Dueling interpretations
The wording of the board's decision, which approved all requests for IAEA technical aid "with the exception of" Arak, allowed both the United States and Iran to claim victory.

Gregory L. Schulte, the chief U.S. delegate to the IAEA, said Arak was "removed entirely from the program, not just deferred."

"The U.S. and the IAEA are not prepared to help countries build nuclear bombs," he told reporters.

Disputing Schulte's view, Ali Ashgar Soltanieh, the chief Iranian representative, said the ruling means "that this project was not deleted ... and therefore we are expecting as soon as possible the decision be made" to provide the requested aid.

In Tehran, Iranian Foreign Minister Manouchehr Mottaki said the IAEA was legally required to provide technical assistance to Iran, a signatory to the Nuclear Nonproliferation Treaty.

"It is the duty of the IAEA to help. If they help, we will appreciate it. If not, we will do it on our own," Mottaki said.

Like the plutonium that will be produced at Arak, Iranian efforts to develop a full enrichment program worry the international community. Ignoring a July Security Council demand to stop enrichment activities, Iran has instead expanded them, recently setting up a second experimental chain of 164 centrifuges to produce small amounts of low-enriched uranium.

And its plans are ambitious — Tehran has said it intends to activate 3,000 centrifuges by late 2006, and then increase the program to 54,000 centrifuges. That, say Iranian officials, would produce enough enriched uranium to fuel a 1,000-megawatt reactor, such as that at Bushehr, being built by Russia and near completion. Experts have estimated that — if interested — Iran would need only 1,500 centrifuges to produce a nuclear weapon.

Records could give IAEA useful information
While Iran's pilot enrichment plant at Natanz is under some IAEA monitoring, Iran's offer to open the operating records of that facility could potentially yield key information to agency inspectors that has up to now been off limits.

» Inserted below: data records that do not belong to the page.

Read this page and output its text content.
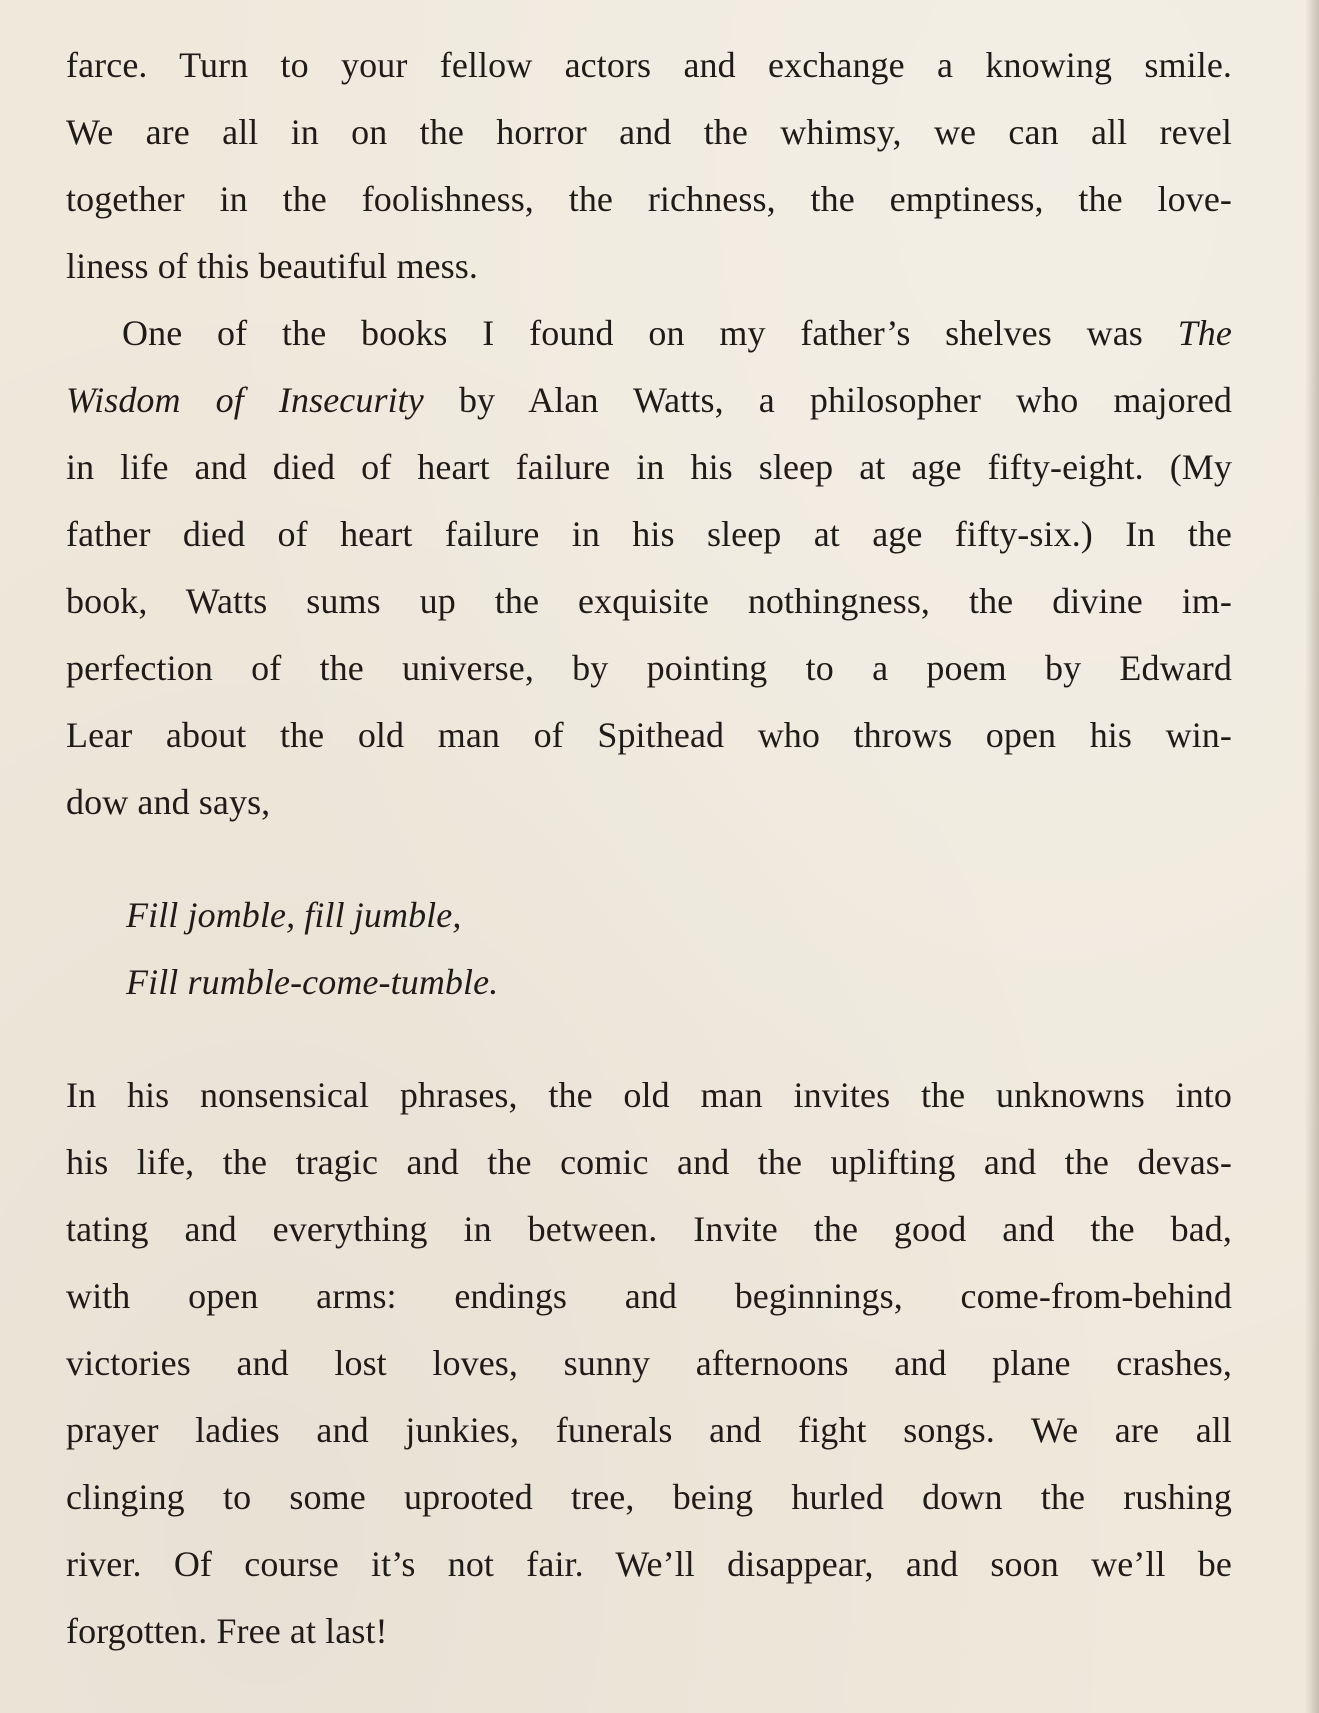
farce. Turn to your fellow actors and exchange a knowing smile.
We are all in on the horror and the whimsy, we can all revel
together in the foolishness, the richness, the emptiness, the love-
liness of this beautiful mess.
One of the books I found on my father’s shelves was The
Wisdom of Insecurity by Alan Watts, a philosopher who majored
in life and died of heart failure in his sleep at age fifty-eight. (My
father died of heart failure in his sleep at age fifty-six.) In the
book, Watts sums up the exquisite nothingness, the divine im-
perfection of the universe, by pointing to a poem by Edward
Lear about the old man of Spithead who throws open his win-
dow and says,
Fill jomble, fill jumble,
Fill rumble-come-tumble.
In his nonsensical phrases, the old man invites the unknowns into
his life, the tragic and the comic and the uplifting and the devas-
tating and everything in between. Invite the good and the bad,
with open arms: endings and beginnings, come-from-behind
victories and lost loves, sunny afternoons and plane crashes,
prayer ladies and junkies, funerals and fight songs. We are all
clinging to some uprooted tree, being hurled down the rushing
river. Of course it’s not fair. We’ll disappear, and soon we’ll be
forgotten. Free at last!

"It should tell them how well the centrifuges have operated," said former U.N. nuclear inspector David Albright, whose Washington-based Institute for Science and International Security closely tracks Iran's nuclear activities. Such information is important to verify other evidence that the Iranian program has been hobbled by technical glitches.

The records should also help strengthen IAEA findings on the degree to which Iran has enriched the small amount of uranium it has processed since starting its enrichment program early this year. The agency puts that at 5 percent or below — far from the more than 90 percent needed to make the core of nuclear warheads.

Tehran's other offer — to allow IAEA inspectors to look for new samples of enriched uranium at a site where earlier finds revealed traces that could come from an undeclared program linked to the military — was described as "important" by a U.N. official. He demanded anonymity because he was not authorized to publicly comment on the issue.

The board also reviewed a report on the latest stage of a nearly four-year IAEA investigation into Iran's nuclear activities.

That report says that the agency has been unable to make headway in determining whether suspicions that Tehran intends to make nuclear weapons are well founded. On Thursday, ElBaradei said his inspectors had "not been able to make any progress" in their investigation.